Fuente: Hardy Schaefer (2014).

Y el segundo plano, viene determinado por la semejanza en modelos de intervención entre las prácticas narrativas y el trabajo social, así como en procesos de construcción de las disciplinas. Podemos encontrar varios de estos elementos, pero aquí solo señalaremos algunos de ellos, es decir, aquellos que han sido objeto del acercamiento a esta práctica.

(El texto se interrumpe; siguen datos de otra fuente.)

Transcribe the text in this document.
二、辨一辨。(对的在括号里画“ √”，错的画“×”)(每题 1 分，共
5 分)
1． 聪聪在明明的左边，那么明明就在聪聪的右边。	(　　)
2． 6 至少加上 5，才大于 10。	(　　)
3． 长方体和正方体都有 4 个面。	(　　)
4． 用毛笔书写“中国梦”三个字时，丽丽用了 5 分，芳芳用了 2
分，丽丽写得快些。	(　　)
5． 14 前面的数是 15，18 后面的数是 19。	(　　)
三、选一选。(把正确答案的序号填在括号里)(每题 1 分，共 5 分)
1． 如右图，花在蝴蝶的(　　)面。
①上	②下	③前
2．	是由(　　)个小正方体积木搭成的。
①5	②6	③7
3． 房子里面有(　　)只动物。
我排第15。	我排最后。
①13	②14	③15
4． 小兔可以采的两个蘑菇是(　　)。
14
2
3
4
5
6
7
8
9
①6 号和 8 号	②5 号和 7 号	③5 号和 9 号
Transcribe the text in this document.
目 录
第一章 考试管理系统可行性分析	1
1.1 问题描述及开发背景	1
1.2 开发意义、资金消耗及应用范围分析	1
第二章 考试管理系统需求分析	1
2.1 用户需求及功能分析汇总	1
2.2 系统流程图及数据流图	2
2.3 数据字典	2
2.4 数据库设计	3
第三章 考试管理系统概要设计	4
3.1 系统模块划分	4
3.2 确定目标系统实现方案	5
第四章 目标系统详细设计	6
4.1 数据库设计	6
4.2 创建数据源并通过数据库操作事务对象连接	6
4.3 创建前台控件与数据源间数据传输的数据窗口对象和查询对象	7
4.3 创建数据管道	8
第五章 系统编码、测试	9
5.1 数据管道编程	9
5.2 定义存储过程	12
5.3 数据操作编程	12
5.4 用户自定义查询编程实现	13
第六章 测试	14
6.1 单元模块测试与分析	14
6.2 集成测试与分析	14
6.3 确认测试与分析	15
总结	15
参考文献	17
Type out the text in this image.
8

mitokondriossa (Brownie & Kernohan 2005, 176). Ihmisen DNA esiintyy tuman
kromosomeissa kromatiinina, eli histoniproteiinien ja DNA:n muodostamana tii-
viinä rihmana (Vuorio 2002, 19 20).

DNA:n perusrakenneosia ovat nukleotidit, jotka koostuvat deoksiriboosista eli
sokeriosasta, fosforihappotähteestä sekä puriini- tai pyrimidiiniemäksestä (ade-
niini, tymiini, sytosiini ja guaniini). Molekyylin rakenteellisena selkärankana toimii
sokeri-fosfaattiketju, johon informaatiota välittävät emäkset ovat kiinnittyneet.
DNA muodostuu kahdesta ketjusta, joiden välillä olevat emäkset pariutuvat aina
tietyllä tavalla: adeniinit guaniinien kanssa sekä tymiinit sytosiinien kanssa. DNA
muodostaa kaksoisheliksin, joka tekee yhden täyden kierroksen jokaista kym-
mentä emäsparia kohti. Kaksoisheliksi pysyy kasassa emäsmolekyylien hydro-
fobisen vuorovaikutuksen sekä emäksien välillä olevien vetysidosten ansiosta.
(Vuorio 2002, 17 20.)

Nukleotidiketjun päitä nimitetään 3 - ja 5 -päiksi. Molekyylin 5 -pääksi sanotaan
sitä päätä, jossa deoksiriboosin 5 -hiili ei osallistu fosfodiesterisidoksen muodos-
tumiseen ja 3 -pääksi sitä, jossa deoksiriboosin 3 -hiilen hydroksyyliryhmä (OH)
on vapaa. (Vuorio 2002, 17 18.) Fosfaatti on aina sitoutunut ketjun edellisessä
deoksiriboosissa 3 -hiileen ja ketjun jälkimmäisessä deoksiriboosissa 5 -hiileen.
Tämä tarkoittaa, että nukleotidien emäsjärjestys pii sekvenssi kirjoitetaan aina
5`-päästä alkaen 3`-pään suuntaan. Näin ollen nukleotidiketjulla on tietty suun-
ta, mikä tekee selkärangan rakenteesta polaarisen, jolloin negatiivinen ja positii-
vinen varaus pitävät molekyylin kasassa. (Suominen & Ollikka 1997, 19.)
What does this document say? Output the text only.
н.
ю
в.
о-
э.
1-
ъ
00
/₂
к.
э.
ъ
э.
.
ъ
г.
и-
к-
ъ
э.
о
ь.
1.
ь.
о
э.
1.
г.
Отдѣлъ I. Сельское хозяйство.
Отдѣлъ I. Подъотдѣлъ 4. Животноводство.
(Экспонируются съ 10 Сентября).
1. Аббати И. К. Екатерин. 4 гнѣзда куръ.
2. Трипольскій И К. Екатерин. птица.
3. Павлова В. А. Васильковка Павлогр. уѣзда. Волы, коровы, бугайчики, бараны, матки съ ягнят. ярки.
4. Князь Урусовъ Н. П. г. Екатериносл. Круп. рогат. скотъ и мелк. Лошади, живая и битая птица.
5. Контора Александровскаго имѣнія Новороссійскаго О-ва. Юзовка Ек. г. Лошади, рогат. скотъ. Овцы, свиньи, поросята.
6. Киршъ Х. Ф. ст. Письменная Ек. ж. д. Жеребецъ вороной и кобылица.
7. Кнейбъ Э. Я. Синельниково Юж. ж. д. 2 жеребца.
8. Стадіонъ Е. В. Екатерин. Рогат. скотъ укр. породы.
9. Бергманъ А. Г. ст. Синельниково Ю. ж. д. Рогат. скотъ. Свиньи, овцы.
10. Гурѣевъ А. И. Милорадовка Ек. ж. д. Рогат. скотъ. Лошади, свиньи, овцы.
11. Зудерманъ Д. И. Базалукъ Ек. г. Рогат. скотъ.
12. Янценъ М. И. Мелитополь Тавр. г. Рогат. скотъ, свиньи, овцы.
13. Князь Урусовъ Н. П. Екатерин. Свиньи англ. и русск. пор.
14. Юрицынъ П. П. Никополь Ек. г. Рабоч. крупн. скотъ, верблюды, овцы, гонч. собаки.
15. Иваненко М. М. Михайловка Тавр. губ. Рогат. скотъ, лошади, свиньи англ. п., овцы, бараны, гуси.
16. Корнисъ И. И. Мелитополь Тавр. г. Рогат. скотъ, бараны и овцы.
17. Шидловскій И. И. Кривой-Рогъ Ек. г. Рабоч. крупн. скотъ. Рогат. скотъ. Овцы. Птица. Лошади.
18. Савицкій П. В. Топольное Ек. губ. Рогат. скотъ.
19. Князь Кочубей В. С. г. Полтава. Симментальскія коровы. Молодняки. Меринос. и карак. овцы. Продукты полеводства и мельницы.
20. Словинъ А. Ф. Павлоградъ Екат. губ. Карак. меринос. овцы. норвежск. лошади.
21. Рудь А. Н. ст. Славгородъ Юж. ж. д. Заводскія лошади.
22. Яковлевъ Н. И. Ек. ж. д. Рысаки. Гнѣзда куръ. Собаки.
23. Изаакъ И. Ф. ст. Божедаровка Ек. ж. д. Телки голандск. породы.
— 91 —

Comenzaremos por mencionar que, por ejemplo, la narrativa y el trabajo social, además de trabajar con las personas y con las familias, también trabajan con la comunidad, hecho que no encontramos en las otras prácticas posmodernas, o al menos con la riqueza de experiencias que aparecen en la narrativa ni con el despliegue de técnicas de registro, como: el árbol de la vida, el equipo de tu vida, las cartas, etc. Otra similitud que nos aproxima a las prácticas narrativas es la visión de género, ya que para ellos es fundamental; de hecho, la práctica narrativa lo plantea como elemento filosófico de su intervención: se cuestiona los efectos del poder sobre las vidas y las relaciones. En el caso del trabajo social ha generado incluso un modelo de práctica; esto tampoco ocurre en las otras prácticas posmodernas.

Y por último la práctica clínica como generadora del conocimiento. En trabajo social la intervención también es fuente de conocimiento, ambos son saberes aplicados, al contrario que otras disciplinas, que se plantean un análisis o que elaboran propuestas pero sin un compromiso claro con los clientes por el cambio. En el caso que nos ocupa, la práctica, la acción es fundamental, siendo lo que les da sentido a nuestros saberes.

El trabajo social es una profesión de ayuda cuyo objetivo es atender a las personas que atraviesan situaciones difíciles, que van desde la desorientación o desinformación a la marginación o a la exclusión social (Lázaro, Rubio, Juárez, Martín, Paniagua, 2007), y en ambas disciplinas el elemento determinante es la intervención. La PN rechaza la idea de encuadrarse en la posmodernidad, ya que hay al menos una contradicción fundamental, que no es otra cuestión que este paradigma fija sus bases en el relativismo, lo que implica un cuestionamiento de todos los presupuestos y que puede llegar al relativismo extremo (si bien adopta el criterio de la posmodernidad en cuanto al cuestionamiento del estructuralismo de la modernidad).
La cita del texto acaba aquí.